8.4.16
Zwei Legenden im April 1945: Marlene Dietrich und Schloss
Heidelberg (ssg) Irgendwann Anfang April entstand das historische Bild: Marlene
Dietrich, weltberühmter Filmstar und 1930 in die USA emigriert,
steht auf dem Altan von Schloss Heidelberg. Den Moment hält
ein historisches Foto aus dem Frühling 1945 fest – zwei
Legenden in einem einzigartigen Schnappschuss.
Marlene Dietrich mit der US-Army in Europa
„
Sie war häufiger an der Front als General Eisenhower.“ – Dieser
Satz, ironisch und respektvoll zugleich, stammt vom berühmten
Regisseur Billy Wilder. „Die Dietrich“ war in den Vierzigerjahren
längst ein Weltstar von eigenem Rang. Marlene Dietrich, 1901
in Berlin geboren, emigrierte 1930 in die USA und nahm 1939 die
amerikanische Staatsbürgerschaft an.
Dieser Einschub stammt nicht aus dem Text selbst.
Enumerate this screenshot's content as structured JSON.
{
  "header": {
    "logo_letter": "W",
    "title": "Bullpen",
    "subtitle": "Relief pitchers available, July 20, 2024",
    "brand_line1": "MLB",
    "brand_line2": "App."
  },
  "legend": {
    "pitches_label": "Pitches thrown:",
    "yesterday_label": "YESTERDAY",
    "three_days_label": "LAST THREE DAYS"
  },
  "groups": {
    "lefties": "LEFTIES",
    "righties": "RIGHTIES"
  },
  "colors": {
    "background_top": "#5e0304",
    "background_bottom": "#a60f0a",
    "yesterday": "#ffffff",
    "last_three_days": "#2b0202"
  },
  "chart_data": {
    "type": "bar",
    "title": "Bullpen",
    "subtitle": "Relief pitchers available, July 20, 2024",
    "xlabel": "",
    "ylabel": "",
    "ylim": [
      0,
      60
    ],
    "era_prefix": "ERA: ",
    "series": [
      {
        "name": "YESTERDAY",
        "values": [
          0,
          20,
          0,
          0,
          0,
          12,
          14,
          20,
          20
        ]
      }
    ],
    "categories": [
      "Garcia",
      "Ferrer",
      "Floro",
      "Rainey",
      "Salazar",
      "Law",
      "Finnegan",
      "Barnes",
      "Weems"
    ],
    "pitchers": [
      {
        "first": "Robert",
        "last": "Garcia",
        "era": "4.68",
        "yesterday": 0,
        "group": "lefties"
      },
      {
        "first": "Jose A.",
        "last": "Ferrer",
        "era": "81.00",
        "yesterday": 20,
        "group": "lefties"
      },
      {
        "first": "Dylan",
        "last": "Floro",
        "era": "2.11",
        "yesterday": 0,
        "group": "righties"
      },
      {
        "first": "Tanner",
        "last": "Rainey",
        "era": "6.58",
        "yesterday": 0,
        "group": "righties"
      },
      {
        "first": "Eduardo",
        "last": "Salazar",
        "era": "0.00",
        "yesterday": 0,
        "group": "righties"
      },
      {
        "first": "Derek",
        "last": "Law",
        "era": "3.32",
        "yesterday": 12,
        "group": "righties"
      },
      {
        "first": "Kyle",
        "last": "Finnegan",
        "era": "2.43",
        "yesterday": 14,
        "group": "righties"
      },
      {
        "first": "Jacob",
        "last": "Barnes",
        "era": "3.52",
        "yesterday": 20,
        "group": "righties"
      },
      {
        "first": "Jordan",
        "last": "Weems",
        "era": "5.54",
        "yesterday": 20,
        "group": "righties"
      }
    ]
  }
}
Im Jahr 1943 meldete
sie sich für die Truppenbetreuung der US-Army und begleitete
während der letzten Jahre des Krieges die amerikanischen Truppen
durch das gesamte Einsatzgebiet von Afrika bis nach Europa. Während
der Ardennenoffensive im Winter 1944/45 entkam sie nur knapp einer
Gefangennahme. Die US-Army rückte von Belgien nach Deutschland
vor – und Marlene Dietrich mit ihr. Und als die US-Army am
30. März 1945 in das weitgehend bewahrte und unzerstörte
Heidelberg einrückte, war auch die große Diva mit dabei.
Damals entstand das einzigartige historische Foto.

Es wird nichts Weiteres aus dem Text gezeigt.